Enhancing Navigation Text Generation and Visual Explanation Using Spatio-Temporal Scene Graphs with Graph Attention Networks
- Author
- Hayato Suzuki, Kota Shimomura, Tsubasa Hirakawa, Takayoshi Yamashita, Hironobu Fujiyoshi
- Publication
- IEEE International Conference on Intelligent Transportation Systems (ITSC), 2025
Download: PDF (English)
Navigation systems are widely used in modern vehicles. However, conventional approaches that rely on static map information struggle to adapt to dynamic changes in the surrounding environment. To address this limitation, human-like guidance has attracted increasing attention as a method that leverages image recognition to interpret driving scenes and generate natural-language navigation in a human-like manner. Scene graphs, which structurally represent relationships among objects, have proven effective for this task. However, existing methods often rely on high-dimensional visual features, posing challenges in terms of interpretability and scalability. In this study, we propose a novel approach for generating navigation text by constructing a spatio-temporal scene graph using only object positions and class labels as node information.

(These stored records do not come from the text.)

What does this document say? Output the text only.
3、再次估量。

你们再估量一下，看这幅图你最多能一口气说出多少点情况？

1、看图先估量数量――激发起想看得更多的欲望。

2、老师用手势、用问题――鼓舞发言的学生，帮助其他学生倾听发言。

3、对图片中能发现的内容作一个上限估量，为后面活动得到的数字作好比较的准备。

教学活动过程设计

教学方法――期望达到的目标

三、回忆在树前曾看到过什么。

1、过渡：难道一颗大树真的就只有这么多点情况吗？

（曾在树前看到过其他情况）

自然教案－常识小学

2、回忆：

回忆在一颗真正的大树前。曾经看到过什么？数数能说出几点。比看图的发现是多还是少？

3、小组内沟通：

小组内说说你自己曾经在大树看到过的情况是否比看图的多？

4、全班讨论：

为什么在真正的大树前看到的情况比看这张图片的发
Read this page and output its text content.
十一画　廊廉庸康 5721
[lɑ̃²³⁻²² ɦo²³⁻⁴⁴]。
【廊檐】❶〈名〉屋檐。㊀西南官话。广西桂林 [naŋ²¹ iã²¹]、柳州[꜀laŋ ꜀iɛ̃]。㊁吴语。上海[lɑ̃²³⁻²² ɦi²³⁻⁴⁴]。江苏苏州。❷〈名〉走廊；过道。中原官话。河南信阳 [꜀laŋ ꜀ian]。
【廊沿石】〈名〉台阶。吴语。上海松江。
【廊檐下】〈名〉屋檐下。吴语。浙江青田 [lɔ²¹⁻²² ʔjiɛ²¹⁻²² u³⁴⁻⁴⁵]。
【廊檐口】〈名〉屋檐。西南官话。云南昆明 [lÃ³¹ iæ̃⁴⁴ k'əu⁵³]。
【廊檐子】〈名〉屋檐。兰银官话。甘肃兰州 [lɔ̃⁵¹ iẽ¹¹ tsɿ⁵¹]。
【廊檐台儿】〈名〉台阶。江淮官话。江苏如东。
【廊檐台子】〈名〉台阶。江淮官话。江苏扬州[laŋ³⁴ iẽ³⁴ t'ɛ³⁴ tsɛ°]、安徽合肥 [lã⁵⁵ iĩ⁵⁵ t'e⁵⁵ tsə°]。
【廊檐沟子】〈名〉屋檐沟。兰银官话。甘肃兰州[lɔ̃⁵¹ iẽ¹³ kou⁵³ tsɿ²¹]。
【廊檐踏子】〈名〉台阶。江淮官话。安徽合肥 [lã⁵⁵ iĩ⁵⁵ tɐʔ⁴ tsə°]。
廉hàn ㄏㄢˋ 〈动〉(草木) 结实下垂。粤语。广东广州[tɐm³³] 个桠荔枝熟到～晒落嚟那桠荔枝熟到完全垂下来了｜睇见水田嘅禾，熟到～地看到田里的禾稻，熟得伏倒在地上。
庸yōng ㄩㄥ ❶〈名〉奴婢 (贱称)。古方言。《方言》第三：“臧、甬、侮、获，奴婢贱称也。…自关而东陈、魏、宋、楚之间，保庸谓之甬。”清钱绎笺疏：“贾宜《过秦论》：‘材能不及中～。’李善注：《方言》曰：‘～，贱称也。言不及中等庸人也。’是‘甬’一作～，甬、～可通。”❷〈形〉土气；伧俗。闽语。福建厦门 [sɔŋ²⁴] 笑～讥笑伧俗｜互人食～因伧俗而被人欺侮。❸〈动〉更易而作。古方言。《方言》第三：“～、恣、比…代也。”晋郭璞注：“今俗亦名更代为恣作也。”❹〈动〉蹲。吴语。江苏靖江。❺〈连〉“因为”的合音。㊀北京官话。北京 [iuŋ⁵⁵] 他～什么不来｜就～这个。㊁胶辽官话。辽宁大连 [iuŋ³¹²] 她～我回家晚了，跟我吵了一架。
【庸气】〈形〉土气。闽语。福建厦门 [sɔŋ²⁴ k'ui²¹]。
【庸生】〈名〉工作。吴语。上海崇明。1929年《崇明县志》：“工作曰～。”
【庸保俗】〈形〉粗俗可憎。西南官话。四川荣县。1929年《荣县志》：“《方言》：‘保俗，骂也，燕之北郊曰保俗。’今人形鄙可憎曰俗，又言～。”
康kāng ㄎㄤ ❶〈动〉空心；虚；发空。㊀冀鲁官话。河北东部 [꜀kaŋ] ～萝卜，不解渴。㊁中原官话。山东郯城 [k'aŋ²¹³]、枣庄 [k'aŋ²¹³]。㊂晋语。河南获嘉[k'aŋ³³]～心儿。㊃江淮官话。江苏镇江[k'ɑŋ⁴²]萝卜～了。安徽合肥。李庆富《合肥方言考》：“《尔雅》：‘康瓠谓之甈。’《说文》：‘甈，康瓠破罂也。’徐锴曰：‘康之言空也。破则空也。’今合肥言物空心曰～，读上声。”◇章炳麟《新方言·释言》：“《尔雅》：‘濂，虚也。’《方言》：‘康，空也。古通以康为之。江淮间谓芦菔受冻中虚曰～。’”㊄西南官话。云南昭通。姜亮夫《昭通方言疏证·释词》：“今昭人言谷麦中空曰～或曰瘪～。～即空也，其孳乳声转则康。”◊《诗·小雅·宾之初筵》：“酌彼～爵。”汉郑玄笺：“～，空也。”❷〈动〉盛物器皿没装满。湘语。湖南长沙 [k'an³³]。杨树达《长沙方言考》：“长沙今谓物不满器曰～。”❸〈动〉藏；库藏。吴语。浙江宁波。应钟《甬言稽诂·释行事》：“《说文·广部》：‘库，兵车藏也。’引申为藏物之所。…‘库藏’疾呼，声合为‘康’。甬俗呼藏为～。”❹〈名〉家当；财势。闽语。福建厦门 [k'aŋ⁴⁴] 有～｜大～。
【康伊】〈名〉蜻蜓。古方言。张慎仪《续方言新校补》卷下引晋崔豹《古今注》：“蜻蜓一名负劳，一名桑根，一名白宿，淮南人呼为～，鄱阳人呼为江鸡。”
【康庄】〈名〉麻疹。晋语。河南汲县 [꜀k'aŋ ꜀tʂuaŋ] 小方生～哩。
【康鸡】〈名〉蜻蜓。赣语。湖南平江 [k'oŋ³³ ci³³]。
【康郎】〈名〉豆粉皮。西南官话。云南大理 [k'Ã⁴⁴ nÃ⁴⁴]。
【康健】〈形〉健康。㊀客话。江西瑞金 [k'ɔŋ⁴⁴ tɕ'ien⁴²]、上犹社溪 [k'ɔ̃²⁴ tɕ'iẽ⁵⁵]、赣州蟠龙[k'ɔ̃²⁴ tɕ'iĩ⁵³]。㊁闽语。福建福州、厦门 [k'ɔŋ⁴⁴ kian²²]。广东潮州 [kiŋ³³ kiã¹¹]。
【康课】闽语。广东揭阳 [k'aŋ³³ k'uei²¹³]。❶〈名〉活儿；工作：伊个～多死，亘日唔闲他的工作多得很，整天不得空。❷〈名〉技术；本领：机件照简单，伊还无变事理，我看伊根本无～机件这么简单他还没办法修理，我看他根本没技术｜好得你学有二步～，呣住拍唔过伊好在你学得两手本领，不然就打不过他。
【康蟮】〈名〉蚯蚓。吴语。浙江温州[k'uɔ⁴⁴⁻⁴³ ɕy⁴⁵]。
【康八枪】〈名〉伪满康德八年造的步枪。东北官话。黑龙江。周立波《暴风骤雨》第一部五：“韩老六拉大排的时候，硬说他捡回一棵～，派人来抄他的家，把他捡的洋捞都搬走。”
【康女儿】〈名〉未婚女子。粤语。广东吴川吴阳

This enables a more compact and interpretable graph representation. The proposed system generates natural navigation using a graph-to-text model based on Graph Attention Networks (GAT). Furthermore, we incorporate vehicle motion information at intersections into the graph and introduce mechanisms to enhance attention to important nodes, enabling visual interpretation of the model’s decision-making process through attention visualization. Experimental results show that the proposed method achieves better performance than existing Convolutional Neural Network (CNN)- and Transformer-based approaches, particularly in the integration of long-term temporal information for text generation.